Maybe Tharbad prevented their westward expansion. But the Dunlendings must also have suffered in the Great Plague, the Long Winter, and the Fell Winter (well -- they benefitted from the Long Winter in some ways). Their wars with Rohan seem to have kept them busy, and their expansion seems to have been mostly toward the south, into the lands west of the Adorn river.

: Tolkien likes to give the impression of Eriador being largely
: desolate at the end of the Third Age, though he only really
: describes those areas through which the characters in the books
: travel. I think that there may have been a considerable, if
: unevenly distributed, and primitively organised, population of
: subsistence farmers and herders in many parts of Eriador. Given
: the relatively intense activities of the Rangers in protection
: of Eriador from evil beings I like to think that this was for
: the sakes of somewhat more than the small enclaves of the Shire
: and Bree.

Well, the Forsaken Inn appears to be one example of a place where a few men, at least, were still holding out. It was a day's journey east of Bree and apparently still in business.

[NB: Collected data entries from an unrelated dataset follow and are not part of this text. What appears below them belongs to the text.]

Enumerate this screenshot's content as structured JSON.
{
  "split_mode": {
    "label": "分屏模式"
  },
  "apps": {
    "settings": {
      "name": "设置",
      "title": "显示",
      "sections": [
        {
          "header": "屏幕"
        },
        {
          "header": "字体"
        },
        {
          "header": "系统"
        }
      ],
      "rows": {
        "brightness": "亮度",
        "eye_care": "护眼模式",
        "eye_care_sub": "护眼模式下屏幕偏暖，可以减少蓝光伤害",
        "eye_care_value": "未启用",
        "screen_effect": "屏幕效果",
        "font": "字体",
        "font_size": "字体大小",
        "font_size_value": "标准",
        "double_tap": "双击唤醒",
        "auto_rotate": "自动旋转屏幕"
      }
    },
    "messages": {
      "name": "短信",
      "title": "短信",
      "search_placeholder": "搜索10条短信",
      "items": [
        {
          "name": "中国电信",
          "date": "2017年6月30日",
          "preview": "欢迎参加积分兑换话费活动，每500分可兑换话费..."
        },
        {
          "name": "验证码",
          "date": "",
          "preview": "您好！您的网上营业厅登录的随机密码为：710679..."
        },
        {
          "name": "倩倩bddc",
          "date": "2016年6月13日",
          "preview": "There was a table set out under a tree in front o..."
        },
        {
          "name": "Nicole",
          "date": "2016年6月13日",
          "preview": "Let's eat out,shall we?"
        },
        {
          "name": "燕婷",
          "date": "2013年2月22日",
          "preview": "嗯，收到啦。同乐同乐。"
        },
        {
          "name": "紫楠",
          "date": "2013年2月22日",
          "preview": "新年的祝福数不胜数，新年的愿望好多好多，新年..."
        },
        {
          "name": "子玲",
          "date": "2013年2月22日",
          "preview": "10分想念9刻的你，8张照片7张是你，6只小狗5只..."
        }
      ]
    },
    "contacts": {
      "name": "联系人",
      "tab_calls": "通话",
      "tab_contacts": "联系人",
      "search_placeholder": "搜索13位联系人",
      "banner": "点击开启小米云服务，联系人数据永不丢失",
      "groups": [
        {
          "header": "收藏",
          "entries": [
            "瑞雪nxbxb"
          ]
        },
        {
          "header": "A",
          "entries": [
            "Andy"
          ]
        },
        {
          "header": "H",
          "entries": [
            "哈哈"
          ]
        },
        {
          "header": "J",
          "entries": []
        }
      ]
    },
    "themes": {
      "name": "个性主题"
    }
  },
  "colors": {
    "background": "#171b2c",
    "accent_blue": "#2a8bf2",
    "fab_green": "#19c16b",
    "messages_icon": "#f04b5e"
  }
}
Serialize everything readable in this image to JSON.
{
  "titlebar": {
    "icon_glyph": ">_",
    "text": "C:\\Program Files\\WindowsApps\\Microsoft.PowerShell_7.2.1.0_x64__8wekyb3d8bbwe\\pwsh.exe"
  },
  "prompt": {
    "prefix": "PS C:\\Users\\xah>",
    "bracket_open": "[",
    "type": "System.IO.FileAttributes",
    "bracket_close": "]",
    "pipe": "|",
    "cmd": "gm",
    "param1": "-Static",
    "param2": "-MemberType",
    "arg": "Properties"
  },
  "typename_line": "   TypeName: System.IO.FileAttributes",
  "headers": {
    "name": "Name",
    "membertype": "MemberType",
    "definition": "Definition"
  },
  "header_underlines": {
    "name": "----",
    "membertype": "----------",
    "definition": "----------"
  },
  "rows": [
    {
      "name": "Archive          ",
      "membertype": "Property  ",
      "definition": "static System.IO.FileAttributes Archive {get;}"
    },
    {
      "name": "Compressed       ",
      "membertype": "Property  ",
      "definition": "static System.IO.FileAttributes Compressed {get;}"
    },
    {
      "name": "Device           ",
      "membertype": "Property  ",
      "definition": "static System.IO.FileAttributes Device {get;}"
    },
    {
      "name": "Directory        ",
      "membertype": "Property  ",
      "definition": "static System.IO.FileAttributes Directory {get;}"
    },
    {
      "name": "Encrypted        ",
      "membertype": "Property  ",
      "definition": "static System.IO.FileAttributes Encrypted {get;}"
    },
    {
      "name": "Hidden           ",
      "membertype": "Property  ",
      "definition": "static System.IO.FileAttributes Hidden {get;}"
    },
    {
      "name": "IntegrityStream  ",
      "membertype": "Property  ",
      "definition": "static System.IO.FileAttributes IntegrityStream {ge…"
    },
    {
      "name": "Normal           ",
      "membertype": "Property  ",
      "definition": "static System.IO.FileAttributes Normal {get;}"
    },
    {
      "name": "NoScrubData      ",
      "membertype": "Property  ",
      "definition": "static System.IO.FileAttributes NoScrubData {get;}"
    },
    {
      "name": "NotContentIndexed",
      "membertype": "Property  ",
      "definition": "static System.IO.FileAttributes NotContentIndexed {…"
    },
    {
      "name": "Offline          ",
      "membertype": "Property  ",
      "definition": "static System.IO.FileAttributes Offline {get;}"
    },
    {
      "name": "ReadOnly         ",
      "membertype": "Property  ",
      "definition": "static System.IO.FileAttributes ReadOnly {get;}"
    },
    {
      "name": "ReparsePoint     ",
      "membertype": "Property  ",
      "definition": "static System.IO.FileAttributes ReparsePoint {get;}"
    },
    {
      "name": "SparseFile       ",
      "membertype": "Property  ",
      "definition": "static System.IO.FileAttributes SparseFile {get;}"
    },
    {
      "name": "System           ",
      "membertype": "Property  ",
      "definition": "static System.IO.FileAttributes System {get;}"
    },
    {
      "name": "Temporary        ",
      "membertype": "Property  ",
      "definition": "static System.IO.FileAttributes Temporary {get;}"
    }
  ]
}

And then the need for the Bounders in the Shire seems to imply that there were indeed "wild" men roaming the lands, particularly north of the Shire. One must inquire what Tolkien meant by "settled dwellings" in "At the Sign of the Prancing Pony". Was he referring only to towns? The Forsaken Inn seems to violate the statement that no other settled dwellings of men existed within 100 leagues (300 miles) of the Shire (unless, of course, it was owned by Dwarves, Elves, or Hobbits).

So I think your idea is perhaps correct. The Bounders were turning away SOMEONE, and I doubt they were either Bree-landers or Rangers. Of course, I suppose these could have been hobbits the Bounders were turning away.